Kentucky's trigger law bans all abortions except to save the life of the pregnant person or to prevent disabling injury.

It contains no exceptions for victims of rape or incest. Nor does it permit abortion in cases where a fetus is severely malformed and unlikely to survive.

The six-week ban bars abortions after cardiac signals can be detected from an embryo, usually around six weeks — often before people realize they are pregnant.

Health providers who perform abortions in violation of the trigger law or six-week ban may be prosecuted for a class D felony, punishable by up to five years in prison.

Seeking to preserve abortion rights, advocates are pursuing a similar litigation strategy in several states, including Louisiana where a state judge on Monday blocked enforcement of that state's trigger law. Also on Monday, a Utah judge allowed abortions to resume temporarily, after Planned Parenthood filed suit.

Louisiana's  law is suspended until a hearing on July 8. All three of Louisiana's abortion clinics in Shreveport, Baton Rouge and New Orleans closed Friday after the Supreme Court ruling was issued. 

Abortion rights advocates also plan a challenge in Ohio, where a six-week ban on abortion was reinstated after Friday's Supreme Court ruling. Planned Parenthood and the ACLU said Friday they planned to sue, arguing the Ohio constitution provides the right to abortion.

In Kentucky, any success at prevailing on the claim could hang on the outcome of a proposed constitutional amendment.

A ballot initiative in the Nov. 8 general election, if approved by voters, would add an amendment to the state constitution declaring there is no constitutional right to abortion in Kentucky.

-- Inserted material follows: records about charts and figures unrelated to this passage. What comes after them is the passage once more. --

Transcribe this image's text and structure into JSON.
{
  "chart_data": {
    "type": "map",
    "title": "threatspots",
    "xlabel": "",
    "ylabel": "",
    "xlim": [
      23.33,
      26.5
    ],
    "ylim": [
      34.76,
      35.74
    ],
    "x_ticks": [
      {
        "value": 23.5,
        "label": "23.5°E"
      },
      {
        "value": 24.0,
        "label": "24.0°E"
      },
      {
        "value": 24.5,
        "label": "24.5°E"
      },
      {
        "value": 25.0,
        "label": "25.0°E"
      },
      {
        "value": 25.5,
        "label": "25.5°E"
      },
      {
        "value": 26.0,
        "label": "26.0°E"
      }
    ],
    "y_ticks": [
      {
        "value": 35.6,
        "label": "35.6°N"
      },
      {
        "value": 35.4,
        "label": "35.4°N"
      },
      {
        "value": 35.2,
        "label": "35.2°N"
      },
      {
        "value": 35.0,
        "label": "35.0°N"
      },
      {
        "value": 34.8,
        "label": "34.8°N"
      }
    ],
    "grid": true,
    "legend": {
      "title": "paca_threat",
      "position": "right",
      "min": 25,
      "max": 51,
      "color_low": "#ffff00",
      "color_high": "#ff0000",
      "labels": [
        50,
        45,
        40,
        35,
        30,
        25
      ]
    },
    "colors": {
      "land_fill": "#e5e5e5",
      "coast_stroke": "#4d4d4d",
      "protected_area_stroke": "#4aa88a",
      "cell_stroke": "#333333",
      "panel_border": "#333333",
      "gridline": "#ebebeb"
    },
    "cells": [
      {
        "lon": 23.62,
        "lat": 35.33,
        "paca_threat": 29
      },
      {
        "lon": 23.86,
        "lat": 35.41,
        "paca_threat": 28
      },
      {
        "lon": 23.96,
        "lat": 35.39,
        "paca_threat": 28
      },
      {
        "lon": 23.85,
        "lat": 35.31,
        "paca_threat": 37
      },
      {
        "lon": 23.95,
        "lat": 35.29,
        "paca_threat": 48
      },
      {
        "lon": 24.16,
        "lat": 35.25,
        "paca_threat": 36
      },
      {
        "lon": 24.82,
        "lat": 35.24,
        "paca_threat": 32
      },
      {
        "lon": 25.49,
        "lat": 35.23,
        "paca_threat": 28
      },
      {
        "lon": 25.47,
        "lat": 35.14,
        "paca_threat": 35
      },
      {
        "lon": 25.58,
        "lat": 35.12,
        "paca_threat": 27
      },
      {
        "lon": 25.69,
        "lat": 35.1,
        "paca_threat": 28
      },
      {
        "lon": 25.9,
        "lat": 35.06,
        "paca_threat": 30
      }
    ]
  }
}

 Abortion opponents are working hard to ensure the measure passes, saying if it is approved, it will derail efforts to establish abortion as a state right.

Advocates for abortion rights have mounted a campaign asking voters to reject the constitutional amendment that reads:

"To protect human life, nothing in this constitution shall be construed to secure or protect a right to abortion or require the funding of abortion."

Kentucky's Republican-controlled legislature, which has passed multiple laws to ban or restrict abortion in recent years, voted to place the measure on this year's November ballot.